Test-Suite Maintenance

Test suites often need to adapt to the software that it is intended to test. The core software changes and grows, and as such, its test suite also needs to change and grow. However, the test suites can often grow so large as to be unmaintainable. We have developed techniques to assist in the maintenance of these test suites, specifically in allowing for test-suite reduction (while preserving coverage adequacy) and test-suite prioritization.


Software Visualization

One method of facilitating developers to understand the complex inner nature of software that we have employed is the use of information visualization. Software is often so complex that even the developers who initially created it cannot understand all of the possible runtime behaviors that it can exhibit — specifically, all of the bugs that it may contain. In order to present large code bases with innumerable characteristics and relationships of its components (e.g., instructions, variables, values, and timings) we have developed a number of novel visualizations of software.


Fault Localization

We developed a fault-localization technique that utilized correlation-based heuristics. The technique and tool was called Tarantula. Tarantula uses the pass/fail statuses of test cases and the events that occurred during execution of each test case to offer the developer recommendations of what may be the faults that are causing test-case failures.
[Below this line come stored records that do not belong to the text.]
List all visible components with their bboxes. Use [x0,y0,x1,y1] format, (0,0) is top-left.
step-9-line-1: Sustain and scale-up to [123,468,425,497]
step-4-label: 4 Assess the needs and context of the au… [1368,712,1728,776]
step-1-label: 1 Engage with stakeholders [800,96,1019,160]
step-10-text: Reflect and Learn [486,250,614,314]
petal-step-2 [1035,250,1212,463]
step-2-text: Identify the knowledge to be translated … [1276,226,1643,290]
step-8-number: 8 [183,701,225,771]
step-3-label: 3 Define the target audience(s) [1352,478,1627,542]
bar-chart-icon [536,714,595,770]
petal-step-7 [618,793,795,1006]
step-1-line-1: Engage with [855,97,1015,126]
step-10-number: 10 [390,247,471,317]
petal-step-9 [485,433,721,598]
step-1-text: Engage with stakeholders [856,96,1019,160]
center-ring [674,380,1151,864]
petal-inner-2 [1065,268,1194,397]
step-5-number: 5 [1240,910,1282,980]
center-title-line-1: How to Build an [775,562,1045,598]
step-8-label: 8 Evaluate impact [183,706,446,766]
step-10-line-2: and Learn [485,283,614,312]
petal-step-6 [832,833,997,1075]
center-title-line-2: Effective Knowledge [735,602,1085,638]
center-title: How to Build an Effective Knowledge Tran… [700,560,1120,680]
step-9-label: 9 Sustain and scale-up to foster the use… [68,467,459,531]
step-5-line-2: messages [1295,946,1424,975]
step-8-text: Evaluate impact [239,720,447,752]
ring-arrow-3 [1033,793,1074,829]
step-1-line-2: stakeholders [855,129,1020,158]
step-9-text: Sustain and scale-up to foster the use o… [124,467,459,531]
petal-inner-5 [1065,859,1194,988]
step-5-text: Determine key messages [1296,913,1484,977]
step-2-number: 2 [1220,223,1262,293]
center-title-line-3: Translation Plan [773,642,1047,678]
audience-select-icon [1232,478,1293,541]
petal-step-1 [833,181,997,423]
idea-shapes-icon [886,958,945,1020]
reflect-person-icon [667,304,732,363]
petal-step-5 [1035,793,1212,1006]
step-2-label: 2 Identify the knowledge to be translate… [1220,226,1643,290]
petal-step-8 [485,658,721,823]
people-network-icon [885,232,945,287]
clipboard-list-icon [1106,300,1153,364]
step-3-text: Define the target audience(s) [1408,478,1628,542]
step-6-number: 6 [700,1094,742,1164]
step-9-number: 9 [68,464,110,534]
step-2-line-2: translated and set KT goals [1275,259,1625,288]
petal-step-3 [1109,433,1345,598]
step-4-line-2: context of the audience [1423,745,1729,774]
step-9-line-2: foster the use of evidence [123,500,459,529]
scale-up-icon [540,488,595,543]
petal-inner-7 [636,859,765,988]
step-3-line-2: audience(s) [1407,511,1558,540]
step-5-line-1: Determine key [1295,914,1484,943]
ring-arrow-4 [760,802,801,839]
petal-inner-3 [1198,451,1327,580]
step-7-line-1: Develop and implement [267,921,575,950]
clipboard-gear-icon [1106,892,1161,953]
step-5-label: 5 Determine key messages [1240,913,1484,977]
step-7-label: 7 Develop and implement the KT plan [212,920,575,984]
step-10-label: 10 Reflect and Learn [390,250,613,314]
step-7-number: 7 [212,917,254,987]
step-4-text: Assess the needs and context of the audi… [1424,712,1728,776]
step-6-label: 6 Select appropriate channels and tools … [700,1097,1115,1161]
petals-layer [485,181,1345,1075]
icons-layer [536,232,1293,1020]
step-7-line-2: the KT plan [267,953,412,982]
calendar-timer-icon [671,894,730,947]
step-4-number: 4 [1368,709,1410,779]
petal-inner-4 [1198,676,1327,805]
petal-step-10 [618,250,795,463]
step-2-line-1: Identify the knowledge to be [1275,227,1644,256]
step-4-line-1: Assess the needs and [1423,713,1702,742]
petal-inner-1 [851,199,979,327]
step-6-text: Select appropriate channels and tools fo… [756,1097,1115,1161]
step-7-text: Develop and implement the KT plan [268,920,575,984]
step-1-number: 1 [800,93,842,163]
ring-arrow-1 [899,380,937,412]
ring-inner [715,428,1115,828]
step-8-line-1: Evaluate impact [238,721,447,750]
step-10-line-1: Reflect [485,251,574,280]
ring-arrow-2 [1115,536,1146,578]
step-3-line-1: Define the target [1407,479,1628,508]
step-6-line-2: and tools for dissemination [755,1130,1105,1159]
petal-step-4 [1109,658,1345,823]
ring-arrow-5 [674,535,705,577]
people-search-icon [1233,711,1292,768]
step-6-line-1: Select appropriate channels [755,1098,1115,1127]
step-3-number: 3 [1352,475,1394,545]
The intuition of the approach is to find correlations between execution events and test-case outcomes — those events that correlate most highly with failure are suggested as places to begin investigation. These event correlations may not be causative of the failures, but they offer hints to reduce the search space of the fault. Execution event types that have been evaluated include statement execution, branch execution, data-flows, dynamic invariants, and performance profiles.